In my life I have taken a few *ahem* mental health days from work/school/life in general and though I’ve read quite a few articles telling me that I should feel guilty about that, I don’t. I’ve never done it when it would wreck someone else’s day, and in my opinion, they make me a better employee/student/person because they keep me from walking around grumbling and plotting anyone’s demise.

However, when it comes time to call in sick because I’m actually sick, I usually cannot shake that nagging feeling of guilt; today was no exception. I felt off all day yesterday, but as I was getting ready for bed I got sick to my stomach. My mother had a stomach bug over the weekend, and I spent time with her, so I guess I shouldn’t be that surprised. In addition to (or perhaps because of) the icky stomach, I found myself unable to fall asleep. I was hot and jittery, not to mention wide-awake until about 4:30 a.m.
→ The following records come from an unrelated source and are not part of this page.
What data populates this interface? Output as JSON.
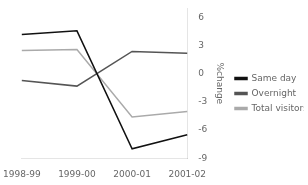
{
  "chart_data": {
    "type": "line",
    "categories": [
      "1998-99",
      "1999-00",
      "2000-01",
      "2001-02"
    ],
    "series": [
      {
        "name": "Same day",
        "color": "#111111",
        "values": [
          4.2,
          4.6,
          -8.0,
          -6.5
        ]
      },
      {
        "name": "Overnight",
        "color": "#555555",
        "values": [
          -0.7,
          -1.3,
          2.4,
          2.2
        ]
      },
      {
        "name": "Total visitors",
        "color": "#aaaaaa",
        "values": [
          2.5,
          2.6,
          -4.6,
          -4.0
        ]
      }
    ],
    "ylabel": "%change",
    "ylim": [
      -9,
      7
    ],
    "yticks": [
      -9,
      -6,
      -3,
      0,
      3,
      6
    ],
    "grid": false,
    "legend": "right"
  }
}
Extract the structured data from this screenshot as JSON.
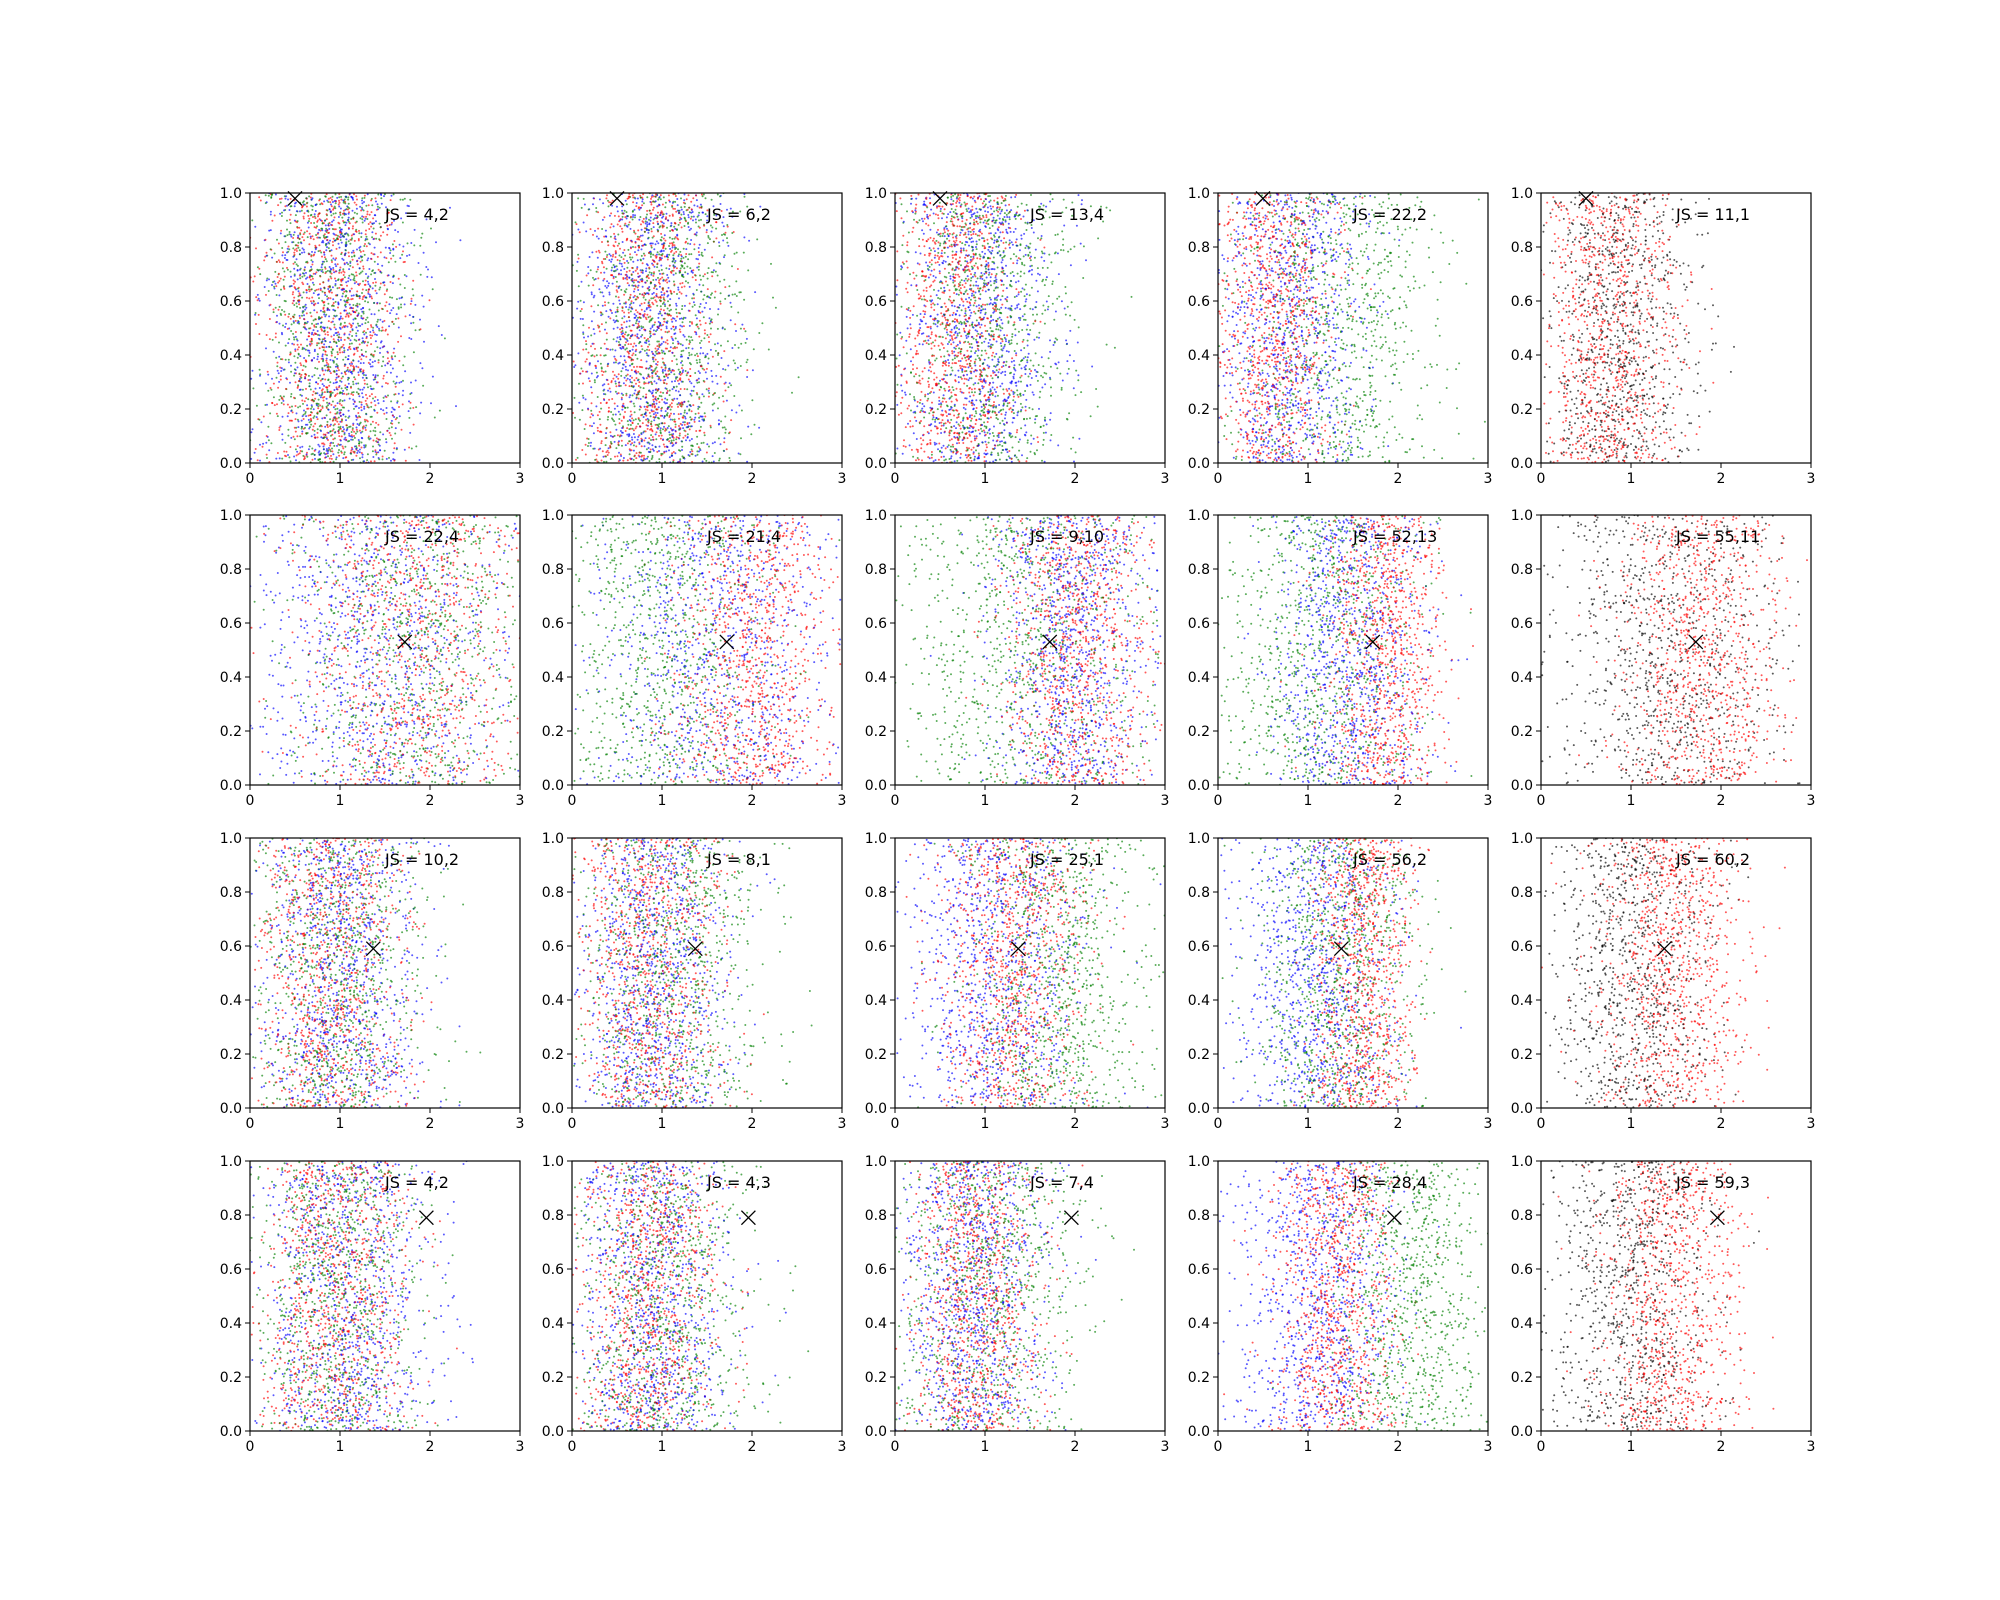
{
  "figure": {
    "layout": "4 rows x 5 columns grid of scatter subplots",
    "background": "#ffffff"
  },
  "palette": {
    "blue": "#0000ff",
    "red": "#ff0000",
    "green": "#008000",
    "black": "#000000"
  },
  "chart_data": [
    {
      "type": "scatter",
      "annotation": "JS = 4,2",
      "xlim": [
        0,
        3
      ],
      "ylim": [
        0,
        1
      ],
      "xticks": [
        "0",
        "1",
        "2",
        "3"
      ],
      "yticks": [
        "0.0",
        "0.2",
        "0.4",
        "0.6",
        "0.8",
        "1.0"
      ],
      "marker": {
        "symbol": "x",
        "x": 0.5,
        "y": 0.98
      },
      "series": [
        {
          "color": "blue",
          "center": 1.0,
          "spread": 0.45
        },
        {
          "color": "green",
          "center": 0.95,
          "spread": 0.42
        },
        {
          "color": "red",
          "center": 0.9,
          "spread": 0.4
        }
      ]
    },
    {
      "type": "scatter",
      "annotation": "JS = 6,2",
      "xlim": [
        0,
        3
      ],
      "ylim": [
        0,
        1
      ],
      "xticks": [
        "0",
        "1",
        "2",
        "3"
      ],
      "yticks": [
        "0.0",
        "0.2",
        "0.4",
        "0.6",
        "0.8",
        "1.0"
      ],
      "marker": {
        "symbol": "x",
        "x": 0.5,
        "y": 0.98
      },
      "series": [
        {
          "color": "blue",
          "center": 0.9,
          "spread": 0.42
        },
        {
          "color": "green",
          "center": 1.0,
          "spread": 0.48
        },
        {
          "color": "red",
          "center": 0.85,
          "spread": 0.38
        }
      ]
    },
    {
      "type": "scatter",
      "annotation": "JS = 13,4",
      "xlim": [
        0,
        3
      ],
      "ylim": [
        0,
        1
      ],
      "xticks": [
        "0",
        "1",
        "2",
        "3"
      ],
      "yticks": [
        "0.0",
        "0.2",
        "0.4",
        "0.6",
        "0.8",
        "1.0"
      ],
      "marker": {
        "symbol": "x",
        "x": 0.5,
        "y": 0.98
      },
      "series": [
        {
          "color": "blue",
          "center": 0.95,
          "spread": 0.45
        },
        {
          "color": "green",
          "center": 1.05,
          "spread": 0.5
        },
        {
          "color": "red",
          "center": 0.7,
          "spread": 0.35
        }
      ]
    },
    {
      "type": "scatter",
      "annotation": "JS = 22,2",
      "xlim": [
        0,
        3
      ],
      "ylim": [
        0,
        1
      ],
      "xticks": [
        "0",
        "1",
        "2",
        "3"
      ],
      "yticks": [
        "0.0",
        "0.2",
        "0.4",
        "0.6",
        "0.8",
        "1.0"
      ],
      "marker": {
        "symbol": "x",
        "x": 0.5,
        "y": 0.98
      },
      "series": [
        {
          "color": "blue",
          "center": 0.8,
          "spread": 0.42
        },
        {
          "color": "green",
          "center": 1.3,
          "spread": 0.55
        },
        {
          "color": "red",
          "center": 0.6,
          "spread": 0.35
        }
      ]
    },
    {
      "type": "scatter",
      "annotation": "JS = 11,1",
      "xlim": [
        0,
        3
      ],
      "ylim": [
        0,
        1
      ],
      "xticks": [
        "0",
        "1",
        "2",
        "3"
      ],
      "yticks": [
        "0.0",
        "0.2",
        "0.4",
        "0.6",
        "0.8",
        "1.0"
      ],
      "marker": {
        "symbol": "x",
        "x": 0.5,
        "y": 0.98
      },
      "series": [
        {
          "color": "red",
          "center": 0.75,
          "spread": 0.38
        },
        {
          "color": "black",
          "center": 0.85,
          "spread": 0.42
        }
      ]
    },
    {
      "type": "scatter",
      "annotation": "JS = 22,4",
      "xlim": [
        0,
        3
      ],
      "ylim": [
        0,
        1
      ],
      "xticks": [
        "0",
        "1",
        "2",
        "3"
      ],
      "yticks": [
        "0.0",
        "0.2",
        "0.4",
        "0.6",
        "0.8",
        "1.0"
      ],
      "marker": {
        "symbol": "x",
        "x": 1.72,
        "y": 0.53
      },
      "series": [
        {
          "color": "blue",
          "center": 1.4,
          "spread": 0.75
        },
        {
          "color": "green",
          "center": 1.9,
          "spread": 0.7
        },
        {
          "color": "red",
          "center": 1.8,
          "spread": 0.65
        }
      ]
    },
    {
      "type": "scatter",
      "annotation": "JS = 21,4",
      "xlim": [
        0,
        3
      ],
      "ylim": [
        0,
        1
      ],
      "xticks": [
        "0",
        "1",
        "2",
        "3"
      ],
      "yticks": [
        "0.0",
        "0.2",
        "0.4",
        "0.6",
        "0.8",
        "1.0"
      ],
      "marker": {
        "symbol": "x",
        "x": 1.72,
        "y": 0.53
      },
      "series": [
        {
          "color": "blue",
          "center": 1.6,
          "spread": 0.7
        },
        {
          "color": "green",
          "center": 1.0,
          "spread": 0.6
        },
        {
          "color": "red",
          "center": 2.0,
          "spread": 0.45
        }
      ]
    },
    {
      "type": "scatter",
      "annotation": "JS = 9,10",
      "xlim": [
        0,
        3
      ],
      "ylim": [
        0,
        1
      ],
      "xticks": [
        "0",
        "1",
        "2",
        "3"
      ],
      "yticks": [
        "0.0",
        "0.2",
        "0.4",
        "0.6",
        "0.8",
        "1.0"
      ],
      "marker": {
        "symbol": "x",
        "x": 1.72,
        "y": 0.53
      },
      "series": [
        {
          "color": "blue",
          "center": 1.95,
          "spread": 0.45
        },
        {
          "color": "green",
          "center": 1.4,
          "spread": 0.7
        },
        {
          "color": "red",
          "center": 2.0,
          "spread": 0.4
        }
      ]
    },
    {
      "type": "scatter",
      "annotation": "JS = 52,13",
      "xlim": [
        0,
        3
      ],
      "ylim": [
        0,
        1
      ],
      "xticks": [
        "0",
        "1",
        "2",
        "3"
      ],
      "yticks": [
        "0.0",
        "0.2",
        "0.4",
        "0.6",
        "0.8",
        "1.0"
      ],
      "marker": {
        "symbol": "x",
        "x": 1.72,
        "y": 0.53
      },
      "series": [
        {
          "color": "blue",
          "center": 1.45,
          "spread": 0.45
        },
        {
          "color": "green",
          "center": 1.1,
          "spread": 0.55
        },
        {
          "color": "red",
          "center": 1.85,
          "spread": 0.32
        }
      ]
    },
    {
      "type": "scatter",
      "annotation": "JS = 55,11",
      "xlim": [
        0,
        3
      ],
      "ylim": [
        0,
        1
      ],
      "xticks": [
        "0",
        "1",
        "2",
        "3"
      ],
      "yticks": [
        "0.0",
        "0.2",
        "0.4",
        "0.6",
        "0.8",
        "1.0"
      ],
      "marker": {
        "symbol": "x",
        "x": 1.72,
        "y": 0.53
      },
      "series": [
        {
          "color": "red",
          "center": 1.8,
          "spread": 0.45
        },
        {
          "color": "black",
          "center": 1.4,
          "spread": 0.65
        }
      ]
    },
    {
      "type": "scatter",
      "annotation": "JS = 10,2",
      "xlim": [
        0,
        3
      ],
      "ylim": [
        0,
        1
      ],
      "xticks": [
        "0",
        "1",
        "2",
        "3"
      ],
      "yticks": [
        "0.0",
        "0.2",
        "0.4",
        "0.6",
        "0.8",
        "1.0"
      ],
      "marker": {
        "symbol": "x",
        "x": 1.37,
        "y": 0.59
      },
      "series": [
        {
          "color": "blue",
          "center": 1.0,
          "spread": 0.45
        },
        {
          "color": "green",
          "center": 0.95,
          "spread": 0.48
        },
        {
          "color": "red",
          "center": 0.9,
          "spread": 0.4
        }
      ]
    },
    {
      "type": "scatter",
      "annotation": "JS = 8,1",
      "xlim": [
        0,
        3
      ],
      "ylim": [
        0,
        1
      ],
      "xticks": [
        "0",
        "1",
        "2",
        "3"
      ],
      "yticks": [
        "0.0",
        "0.2",
        "0.4",
        "0.6",
        "0.8",
        "1.0"
      ],
      "marker": {
        "symbol": "x",
        "x": 1.37,
        "y": 0.59
      },
      "series": [
        {
          "color": "blue",
          "center": 0.9,
          "spread": 0.42
        },
        {
          "color": "green",
          "center": 1.1,
          "spread": 0.5
        },
        {
          "color": "red",
          "center": 0.85,
          "spread": 0.4
        }
      ]
    },
    {
      "type": "scatter",
      "annotation": "JS = 25,1",
      "xlim": [
        0,
        3
      ],
      "ylim": [
        0,
        1
      ],
      "xticks": [
        "0",
        "1",
        "2",
        "3"
      ],
      "yticks": [
        "0.0",
        "0.2",
        "0.4",
        "0.6",
        "0.8",
        "1.0"
      ],
      "marker": {
        "symbol": "x",
        "x": 1.37,
        "y": 0.59
      },
      "series": [
        {
          "color": "blue",
          "center": 1.1,
          "spread": 0.5
        },
        {
          "color": "green",
          "center": 1.8,
          "spread": 0.5
        },
        {
          "color": "red",
          "center": 1.3,
          "spread": 0.4
        }
      ]
    },
    {
      "type": "scatter",
      "annotation": "JS = 56,2",
      "xlim": [
        0,
        3
      ],
      "ylim": [
        0,
        1
      ],
      "xticks": [
        "0",
        "1",
        "2",
        "3"
      ],
      "yticks": [
        "0.0",
        "0.2",
        "0.4",
        "0.6",
        "0.8",
        "1.0"
      ],
      "marker": {
        "symbol": "x",
        "x": 1.37,
        "y": 0.59
      },
      "series": [
        {
          "color": "blue",
          "center": 1.1,
          "spread": 0.45
        },
        {
          "color": "green",
          "center": 1.35,
          "spread": 0.45
        },
        {
          "color": "red",
          "center": 1.6,
          "spread": 0.3
        }
      ]
    },
    {
      "type": "scatter",
      "annotation": "JS = 60,2",
      "xlim": [
        0,
        3
      ],
      "ylim": [
        0,
        1
      ],
      "xticks": [
        "0",
        "1",
        "2",
        "3"
      ],
      "yticks": [
        "0.0",
        "0.2",
        "0.4",
        "0.6",
        "0.8",
        "1.0"
      ],
      "marker": {
        "symbol": "x",
        "x": 1.37,
        "y": 0.59
      },
      "series": [
        {
          "color": "red",
          "center": 1.45,
          "spread": 0.42
        },
        {
          "color": "black",
          "center": 1.0,
          "spread": 0.45
        }
      ]
    },
    {
      "type": "scatter",
      "annotation": "JS = 4,2",
      "xlim": [
        0,
        3
      ],
      "ylim": [
        0,
        1
      ],
      "xticks": [
        "0",
        "1",
        "2",
        "3"
      ],
      "yticks": [
        "0.0",
        "0.2",
        "0.4",
        "0.6",
        "0.8",
        "1.0"
      ],
      "marker": {
        "symbol": "x",
        "x": 1.96,
        "y": 0.79
      },
      "series": [
        {
          "color": "blue",
          "center": 1.05,
          "spread": 0.48
        },
        {
          "color": "green",
          "center": 0.95,
          "spread": 0.45
        },
        {
          "color": "red",
          "center": 0.95,
          "spread": 0.42
        }
      ]
    },
    {
      "type": "scatter",
      "annotation": "JS = 4,3",
      "xlim": [
        0,
        3
      ],
      "ylim": [
        0,
        1
      ],
      "xticks": [
        "0",
        "1",
        "2",
        "3"
      ],
      "yticks": [
        "0.0",
        "0.2",
        "0.4",
        "0.6",
        "0.8",
        "1.0"
      ],
      "marker": {
        "symbol": "x",
        "x": 1.96,
        "y": 0.79
      },
      "series": [
        {
          "color": "blue",
          "center": 0.9,
          "spread": 0.42
        },
        {
          "color": "green",
          "center": 1.0,
          "spread": 0.5
        },
        {
          "color": "red",
          "center": 0.85,
          "spread": 0.4
        }
      ]
    },
    {
      "type": "scatter",
      "annotation": "JS = 7,4",
      "xlim": [
        0,
        3
      ],
      "ylim": [
        0,
        1
      ],
      "xticks": [
        "0",
        "1",
        "2",
        "3"
      ],
      "yticks": [
        "0.0",
        "0.2",
        "0.4",
        "0.6",
        "0.8",
        "1.0"
      ],
      "marker": {
        "symbol": "x",
        "x": 1.96,
        "y": 0.79
      },
      "series": [
        {
          "color": "blue",
          "center": 0.85,
          "spread": 0.42
        },
        {
          "color": "green",
          "center": 1.0,
          "spread": 0.55
        },
        {
          "color": "red",
          "center": 0.9,
          "spread": 0.38
        }
      ]
    },
    {
      "type": "scatter",
      "annotation": "JS = 28,4",
      "xlim": [
        0,
        3
      ],
      "ylim": [
        0,
        1
      ],
      "xticks": [
        "0",
        "1",
        "2",
        "3"
      ],
      "yticks": [
        "0.0",
        "0.2",
        "0.4",
        "0.6",
        "0.8",
        "1.0"
      ],
      "marker": {
        "symbol": "x",
        "x": 1.96,
        "y": 0.79
      },
      "series": [
        {
          "color": "blue",
          "center": 1.1,
          "spread": 0.45
        },
        {
          "color": "green",
          "center": 2.1,
          "spread": 0.45
        },
        {
          "color": "red",
          "center": 1.3,
          "spread": 0.35
        }
      ]
    },
    {
      "type": "scatter",
      "annotation": "JS = 59,3",
      "xlim": [
        0,
        3
      ],
      "ylim": [
        0,
        1
      ],
      "xticks": [
        "0",
        "1",
        "2",
        "3"
      ],
      "yticks": [
        "0.0",
        "0.2",
        "0.4",
        "0.6",
        "0.8",
        "1.0"
      ],
      "marker": {
        "symbol": "x",
        "x": 1.96,
        "y": 0.79
      },
      "series": [
        {
          "color": "red",
          "center": 1.45,
          "spread": 0.4
        },
        {
          "color": "black",
          "center": 1.0,
          "spread": 0.45
        }
      ]
    }
  ]
}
So when my alarm went off at seven, I vaguely remember waking up, resetting it for eight, and falling back asleep. At eight I woke up and emailed my boss to tell her about what was going on and to apologize. After that I laid on my bed feeling guilty and watching T.V. until I drifted off to sleep again.

I didn’t do much else all day, and eventually I stopped feeling so guilty. I wish I understood why I get that way. I guess I just don’t want to let anyone down. If I’m having a planned day-off, I feel like I’ve taken care of things beforehand: tied up my lose ends at work, given everyone anything they needed from me, picked a slow, relatively harmless day, etc. But when I get sick out of the blue I haven’t planned anything, and though I’m sure the world can turn without me for one day, I hate to think that I had to make anyone’s life more difficult.